Clifton Webb était né comme ça.

En 1934, un adolescent de 13 ans exceptionnellement beau hantait un cinéma de Londres, visionnant les films d’horreur. Son foyer heureux s’était brisé quand il était petit, en raison d’un arrangement de travail qui gardait son père à la City pendant que le fils était élevé par sa sœur et une nourrice et plus tard par une tante. Il était vulnérable, et un jeune étudiant en médecine l’avait remarqué. Après avoir vu ensemble un film sur une momie, l’étudiant l’a invité dans son appartement, lui disant qu’il pouvait lui procurer une expérience de momification, s’il était intéressé.

Le garçon était d’accord. Il a écrit plus tard dans sa biographie qu’il ne connaissait rien de la vie. L’étudiant l’a drogué avec une boisson, l’a déshabillé et enveloppé de bandelettes des orteils jusqu’au sommet du crâne, ne laissant à découvert que ses organes génitaux. Il a alors pris un bistouri et l’a posé sur son sexe, lui murmurant à l’oreille qu’il pourrait le tuer ou le mutiler là, tout de suite, mais que bien sûr il ne le ferait pas, ce n’était pas cela qu’il désirait. Le cœur du garçon s’emballait de terreur. Il croyait sa dernière heure arrivée. L’étudiant abusa de lui, le dés-emmaillota et le laissa se rhabiller et foutre le camp. « Enfin je savais » a-t-il écrit trente ans plus tard. Il ne s’est jamais marié. Il est entré dans le monde du spectacle, a cherché à avoir une aventure avec une ou deux actrices mais cela n’a pas duré. A la place, il s’est mis en ménage avec un autre homme.

Dirk Bogarde était né comme ça.

En 1949, un juge du Bronx donne le choix à un garçon de dix ans. Il peut vivre dans un centre éducatif fermé ou quitter sa famille pour intégrer une école d’art dramatique. Il a choisi l’école d’art dramatique. Il semblait ne pouvoir mieux choisir, tout au moins sur le plan pratique. Ses parents, récemment immigrés de Sicile, ne le contrôlaient plus. Il avait été renvoyé de son école primaire catholique. Il avait rejoint un gang des rues et avait été reconnu coupable de vol à main armée. Plus tard, il était connu comme « le gars au cran d’arrêt ». L’une de ses aventures avec une actrice déboucha sur une grossesse dont ils se débarrassèrent. Il devint la coqueluche d’Hollywood durant une douzaine d’années, avec sa voix de velours, son teint mat, ses grands yeux. Il eut aussi des aventures avec des hommes et a produit et joué une pièce illustrant un viol homosexuel en prison ; il jouait le violeur. Il n’a jamais connu une vie de famille normale.

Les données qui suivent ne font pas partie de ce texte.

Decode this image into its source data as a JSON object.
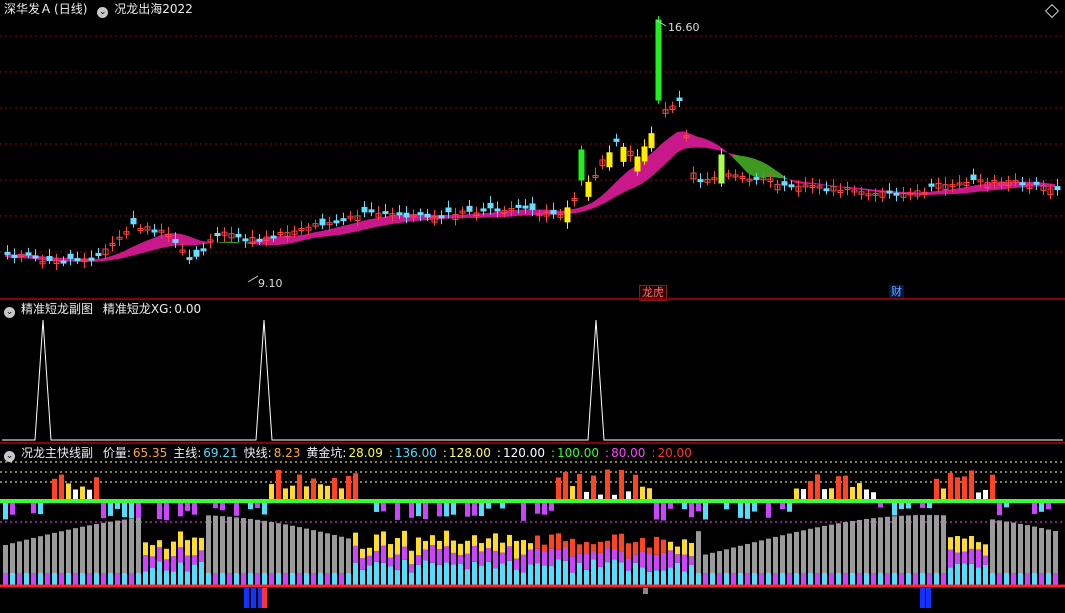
{
  "main_panel": {
    "stock_name": "深华发Ａ",
    "period": "(日线)",
    "indicator": "况龙出海2022",
    "high_label": "16.60",
    "low_label": "9.10",
    "badges": [
      {
        "text": "龙虎",
        "color": "#ff7070"
      },
      {
        "text": "财",
        "color": "#66aaff"
      }
    ]
  },
  "sub_panel_1": {
    "name": "精准短龙副图",
    "series_label": "精准短龙XG:",
    "series_value": "0.00"
  },
  "sub_panel_2": {
    "name": "况龙主快线副",
    "items": [
      {
        "label": "价量:",
        "value": "65.35",
        "color": "#ffaa33"
      },
      {
        "label": "主线:",
        "value": "69.21",
        "color": "#55ddff"
      },
      {
        "label": "快线:",
        "value": "8.23",
        "color": "#ffaa33"
      },
      {
        "label": "黄金坑:",
        "value": "28.09",
        "color": "#ffff33"
      },
      {
        "label": ":",
        "value": "136.00",
        "color": "#55ddff"
      },
      {
        "label": ":",
        "value": "128.00",
        "color": "#ffff66"
      },
      {
        "label": ":",
        "value": "120.00",
        "color": "#ffffff"
      },
      {
        "label": ":",
        "value": "100.00",
        "color": "#33ff33"
      },
      {
        "label": ":",
        "value": "80.00",
        "color": "#ff44ff"
      },
      {
        "label": ":",
        "value": "20.00",
        "color": "#ff3333"
      }
    ]
  },
  "colors": {
    "up": "#ff4444",
    "down": "#66ddff",
    "band_pink": "#c8188a",
    "band_green": "#3e9a1e",
    "grid": "#8b0000"
  }
}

Sal Mineo était né comme ça.

En 1933, un garçon de treize ans qui avait débarqué à Broadway a décidé de rester à New-York, loin de sa famille. Son père était un alcoolique grossier et violent et sa mère dilapidait leur argent, voyageant ici et là pour découvrir son lignage aristocratique. Plus tard dans sa vie, il a dit qu’il ne se rappelait rien de son enfance, sauf de n’être jamais resté bien longtemps quelque part. Il est devenu un grand acteur, avec vingt ans de premiers rôles dans plusieurs des meilleurs films américains jamais réalisés. Le père qu’il haïssait a contribué à son succès de cette manière : chaque fois qu’il avait besoin d’une image mentale d’obstination et d’ignorance contre laquelle se mettre en rage, il pensait à son père. C’était un gentil garçon qui a cherché dans le directeur John Huston le père qu’il n’avait jamais eu. Lui aussi a eu des liaisons homosexuelles, a bu et s’est drogué jusqu’à sa mort prématurée.

Montgomery Clift était né comme ça.

Quand Rock Hudson est né, il était inévitable que ses parents divorcent quand il était petit et qu’il soit élevé dans un ranch par des grands-parents qu’il n’aimait pas. Quand Tab Hunter est né, il était inévitable que sa mère divorce d’un homme grossier et prive l’enfant du nom de son père. Quand Raymond Burr est né, il était inévitable que sa mère divorce de son père, un Canadien, pour aller s’installer en Californie du sud, élevant l’enfant avec l’aide de ses parents. L’alcoolisme, la haine, la solitude, le père manquant, le viol, les mauvais traitements, la mère sur-protectrice, toutes ces choses sont inévitables quand un certain type d’enfant vient au monde.

L’un des étudiants les plus perturbés à qui j’ai enseigné rêvait tout haut en classe, tout à fait hors de propos, que l’acteur au physique de gamin Elijah Wood lui donne un bain. Son père s’était tiré une balle dans la tête quand son fils avait neuf ans. Sa mère s’était remariée avec un homme que le garçon détestait. C’était inévitable, là aussi. Le garçon était né comme ça.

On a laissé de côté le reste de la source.